Pressure to step down

Meanwhile, Councilor Wright is also facing increasing pressure to resign from his post as Yorkshire’s police and crime commissioner, but has categorically refused to do so. Despite calls for his resignation from the breadth of Westminster’s political spectrum, the chairman of South Yorkshire’s Police and Crime Panel, Harry Harpham, concedes the body cannot forcibly remove Wright from this position.

"He can only be removed from office by resigning or unless he commits a criminal offence," Harpham told BBC Radio 4's Today program.

John Mann, a Labour MP and backbencher, believes Wright should face the charge of misconduct in public office. Mann has written to the home secretary and the police, urging them to launch an investigation into Wright’s oversight of child services in Rotherham. Mann also called for other councilors and officers who worked in Rotherham while prolonged sexual exploitation occurred there to be investigated.

In an interview on Sky News, Mann explained that the only way to forcibly remove Wright from his role as crime commissioner was to pursue the charge of misconduct against him.

“If he is charged with misconduct then he can be sacked. It is absurd that the people of South Yorkshire, who would probably - to a man and woman - get rid of him tomorrow, today, yesterday, can't do so. It's an offence to democracy. Nobody wants him in the job," he said.

The former director of public prosecutions, Keir Starmer, has also called for Wright to step down.

The former director of public prosecutions, Keir Starmer, who currently advises Labour on policies pertaining to justice, has also called for Wright to step down. Offering a measured analysis of events, Starmer told BBC Radio 4, “Where’s there’s a failure of leadership people ought to go.” But he highlighted the scale of this scandal with respect to culpability, emphasizing the issue was partly cultural.

"We are mistaken if we think this is all about a few individuals …There is a cultural issue in relation to vulnerable victims that they are not believed," Starmer said.

Systemic failures

In a public statement issued on Wednesday night, Wright insisted he had taken responsibility for his role in “the collective failures which took place” in Rotherham, and had previously signaled this by resigning from the council four years ago. Wright claimed he has learned from his mistakes, and has "taken that experience to deliver a major transformation in the way South Yorkshire Police deals with horrific crimes such as child sexual exploitation."

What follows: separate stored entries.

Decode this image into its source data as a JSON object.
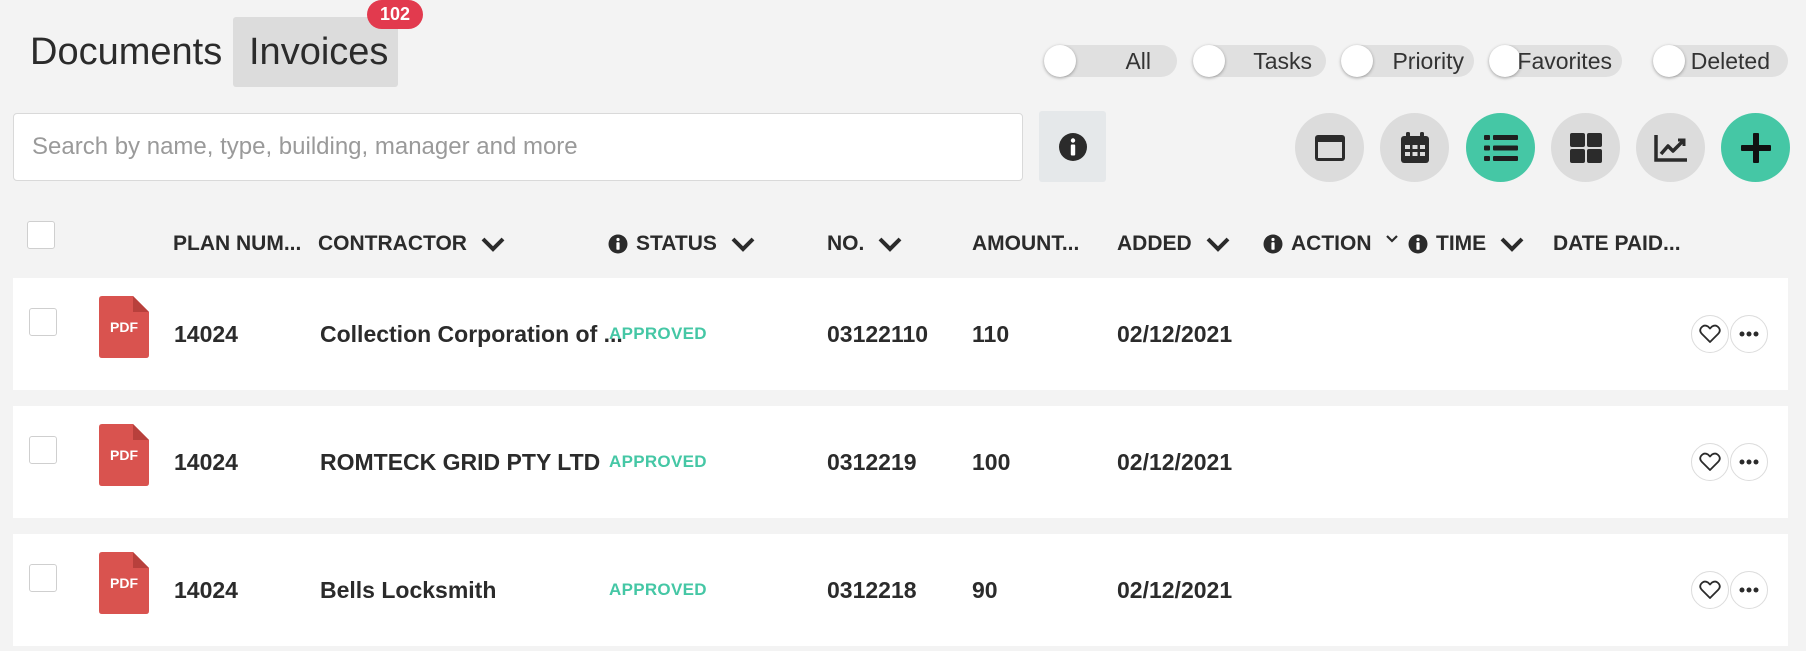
{
  "tabs": [
    {
      "label": "Documents"
    },
    {
      "label": "Invoices",
      "badge": "102"
    }
  ],
  "filters": [
    {
      "label": "All"
    },
    {
      "label": "Tasks"
    },
    {
      "label": "Priority"
    },
    {
      "label": "Favorites"
    },
    {
      "label": "Deleted"
    }
  ],
  "search": {
    "placeholder": "Search by name, type, building, manager and more",
    "value": ""
  },
  "view_buttons": [
    {
      "icon": "card-view-icon"
    },
    {
      "icon": "calendar-icon"
    },
    {
      "icon": "list-view-icon",
      "active": true
    },
    {
      "icon": "grid-view-icon"
    },
    {
      "icon": "chart-icon"
    },
    {
      "icon": "plus-icon",
      "active": true
    }
  ],
  "columns": {
    "plan_num": "PLAN NUM...",
    "contractor": "CONTRACTOR",
    "status": "STATUS",
    "no": "NO.",
    "amount": "AMOUNT...",
    "added": "ADDED",
    "action": "ACTION",
    "time": "TIME",
    "date_paid": "DATE PAID..."
  },
  "rows": [
    {
      "file_type": "PDF",
      "plan_num": "14024",
      "contractor": "Collection Corporation of ...",
      "status": "APPROVED",
      "no": "03122110",
      "amount": "110",
      "added": "02/12/2021"
    },
    {
      "file_type": "PDF",
      "plan_num": "14024",
      "contractor": "ROMTECK GRID PTY LTD",
      "status": "APPROVED",
      "no": "0312219",
      "amount": "100",
      "added": "02/12/2021"
    },
    {
      "file_type": "PDF",
      "plan_num": "14024",
      "contractor": "Bells Locksmith",
      "status": "APPROVED",
      "no": "0312218",
      "amount": "90",
      "added": "02/12/2021"
    }
  ],
  "colors": {
    "accent": "#45c7a5",
    "badge": "#e23a4e",
    "pdf": "#d9534f",
    "status": "#45c7a5"
  }
}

Despite this announcement, Britain’s shadow policing minister, Jack Dromey, said the crime commissioner should still resign from his post. While Dromey emphasized the government’s priority was to support the victims of this horrific abuse and to ensure their aggressors are brought to justice, he added that individuals in positions of authority who “failed to use their power to defend the powerless must be called to account.”

Britain’s shadow policing minister, Jack Dromey, said Shaun Wright should resign from his post. (AFP Photo / Leon Neal)

Dromey said Wright must step down because the citizens of South Yorkshire have lost faith in him. “Victims will simply not understand if he clings on to office", he added.

Prime Minister David Cameron and Liberal Democrats leader Nick Clegg have joined the chorus of high profile politicians calling for Wright to resign. Clegg accused the South Yorkshire Police, Council and Child Services of blatantly neglecting vulnerable children in the town. These pillars of authority, founded to protect citizens, effectively turned a“blind eye,”he claimed.

Child abuse occurred in Rotherham on a massive scale between 1997 and 2013, with more than 1,400 children suffering varying forms of sexual exploitation. Professor Jay’s research revealed children as young as 11 were raped by multiple predators, abducted, trafficked to other UK cities, bullied and beaten.

The report uncovered blatant systemic failures with respect to endemic sexual exploitation in Rotherham. Jay emphasizes local authorities' underplaying of the exploitation, and South Yorkshire Police’s inadequate handling of the issue were particularly damaging in this context.